Kurz vor Beginn der Stickstoff-Zuführung konnte Tepco eine Erfolgsmeldung verkünden. Den Arbeitern gelang es, ein Leck abzudichten. Durch den Riss in der Betonwand eines Kabelschachtes fließe nun kein radioaktiv verseuchtes Wasser mehr in den Pazifik, berichteten japanische Medien. Unklar ist aber, ob die Abdichtung mit sogenanntem Wasserglas halten wird und ob es noch andere Lecks im Kraftwerk gibt.

Experten wollen noch keine Entwarnung geben. Die japanische Atomaufsicht hat Tepco angewiesen, zu beobachten, ob das Leck wirklich dicht ist und das verseuchte Wasser nicht anderswo ausläuft, berichtete Kyodo. Der Physiker Volker Erbert äußerte sich im ZDF kritisch. „Dicht sein und dicht bleiben ist ein Unterschied“, sagte er dem Sender.
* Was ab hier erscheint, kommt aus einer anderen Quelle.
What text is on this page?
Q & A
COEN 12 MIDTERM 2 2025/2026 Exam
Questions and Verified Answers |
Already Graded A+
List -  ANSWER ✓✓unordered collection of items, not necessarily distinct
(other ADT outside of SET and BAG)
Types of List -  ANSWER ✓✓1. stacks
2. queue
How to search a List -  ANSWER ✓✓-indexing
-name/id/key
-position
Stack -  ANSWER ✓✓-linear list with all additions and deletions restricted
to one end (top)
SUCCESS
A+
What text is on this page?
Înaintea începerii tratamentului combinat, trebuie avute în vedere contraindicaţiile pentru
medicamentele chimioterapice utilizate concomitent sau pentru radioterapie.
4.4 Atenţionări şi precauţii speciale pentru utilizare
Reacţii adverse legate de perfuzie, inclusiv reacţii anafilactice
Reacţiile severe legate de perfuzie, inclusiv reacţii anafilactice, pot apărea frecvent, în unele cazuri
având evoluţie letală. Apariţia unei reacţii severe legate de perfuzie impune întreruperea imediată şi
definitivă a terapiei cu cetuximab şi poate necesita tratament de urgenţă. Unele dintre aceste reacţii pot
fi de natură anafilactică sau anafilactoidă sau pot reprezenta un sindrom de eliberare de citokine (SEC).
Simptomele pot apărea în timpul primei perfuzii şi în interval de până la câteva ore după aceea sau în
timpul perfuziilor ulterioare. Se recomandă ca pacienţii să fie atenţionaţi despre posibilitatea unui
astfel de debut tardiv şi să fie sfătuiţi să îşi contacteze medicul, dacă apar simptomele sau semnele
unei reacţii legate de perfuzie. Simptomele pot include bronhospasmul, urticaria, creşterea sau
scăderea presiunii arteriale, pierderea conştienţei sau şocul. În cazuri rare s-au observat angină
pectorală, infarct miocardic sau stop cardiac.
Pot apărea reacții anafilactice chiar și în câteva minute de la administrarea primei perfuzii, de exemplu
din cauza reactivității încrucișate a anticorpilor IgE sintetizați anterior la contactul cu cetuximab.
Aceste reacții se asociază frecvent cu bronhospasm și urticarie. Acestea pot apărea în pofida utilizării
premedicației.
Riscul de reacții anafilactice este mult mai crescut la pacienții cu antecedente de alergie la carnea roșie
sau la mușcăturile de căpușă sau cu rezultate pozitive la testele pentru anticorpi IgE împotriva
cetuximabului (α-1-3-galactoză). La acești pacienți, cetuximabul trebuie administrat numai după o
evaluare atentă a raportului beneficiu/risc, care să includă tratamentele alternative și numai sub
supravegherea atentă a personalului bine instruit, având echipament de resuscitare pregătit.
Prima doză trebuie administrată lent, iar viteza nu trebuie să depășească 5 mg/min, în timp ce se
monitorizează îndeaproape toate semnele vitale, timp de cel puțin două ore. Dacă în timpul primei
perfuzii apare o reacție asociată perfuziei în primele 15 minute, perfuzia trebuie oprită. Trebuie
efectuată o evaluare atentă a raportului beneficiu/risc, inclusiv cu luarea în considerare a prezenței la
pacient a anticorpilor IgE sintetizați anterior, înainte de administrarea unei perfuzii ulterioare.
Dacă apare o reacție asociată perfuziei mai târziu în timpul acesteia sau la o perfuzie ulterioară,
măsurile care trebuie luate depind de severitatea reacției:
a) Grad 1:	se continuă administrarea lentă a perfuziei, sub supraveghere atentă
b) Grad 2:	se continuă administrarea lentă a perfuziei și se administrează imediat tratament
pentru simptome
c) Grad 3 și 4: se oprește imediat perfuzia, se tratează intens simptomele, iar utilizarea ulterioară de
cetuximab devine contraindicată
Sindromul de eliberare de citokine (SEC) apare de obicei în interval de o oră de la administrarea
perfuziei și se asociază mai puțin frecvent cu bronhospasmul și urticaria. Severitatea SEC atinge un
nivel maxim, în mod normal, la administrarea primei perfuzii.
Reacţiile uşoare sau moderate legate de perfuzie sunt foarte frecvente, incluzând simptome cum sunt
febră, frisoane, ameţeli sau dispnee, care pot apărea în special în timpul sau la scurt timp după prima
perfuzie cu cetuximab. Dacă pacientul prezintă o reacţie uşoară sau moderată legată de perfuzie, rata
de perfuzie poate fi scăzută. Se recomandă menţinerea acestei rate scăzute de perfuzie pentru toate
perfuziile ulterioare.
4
Die Masse kann zum Beispiel spröde werden. In sehr heißer Umgebung ist es auch möglich, dass ausgehärtetes Flüssigglas wieder zu schmelzen beginnt. 52 Arbeiter hatten rund 6000 Liter des Mittels an 8 Stellen in den betreffenden Schacht gegossen. Zuvor waren Versuche gescheitert, das Leck mit Zement oder mit anderen chemischen Bindemitteln zu stopfen.

Das stark verseuchte Wasser, das tagelang aus dem Riss gesprudelt war, stammt nach Einschätzung von Tepco aus Reaktor 2. Dort gab es an den Brennstäben eine vorübergehende Kernschmelze. Das Abwasser sammelte sich später in dem Turbinengebäude von Reaktor 2 sowie in angeschlossenen Untergrundschächten, die bis in die Nähe des Ufers reichen.

Auch in anderen Teilen der Atomanlage steht noch viel Wasser, das zur Kühlung in die Gebäude gespritzt worden war. Um Platz für die hochgradig verseuchte Brühe zu schaffen, leitet Tepco seit Montag 11,5 Millionen Liter anderes, schwach verstrahltes Wasser ins Meer. Die japanische Regierung kündigte nach Kritik unter anderem aus Südkorea an, andere Länder künftig besser über die Situation und Maßnahmen in der Atomruine zu informieren.

Mit Blick auf die Opfer der Atomkatastrophe denkt Tepco über einen Entschädigungsfonds nach. Wie die japanische Nachrichtenagentur Jiji Press meldete, würden sich sowohl der Betreiber als auch der Staat daran beteiligen. Wie viel Geld die Opfer am Ende bekommen könnten, wird noch geprüft. Es sind nicht nur die Bewohner der Risikozone um das AKW betroffen, sondern auch Landwirte und Fischer. Auch Firmen erlitten enorme Schäden.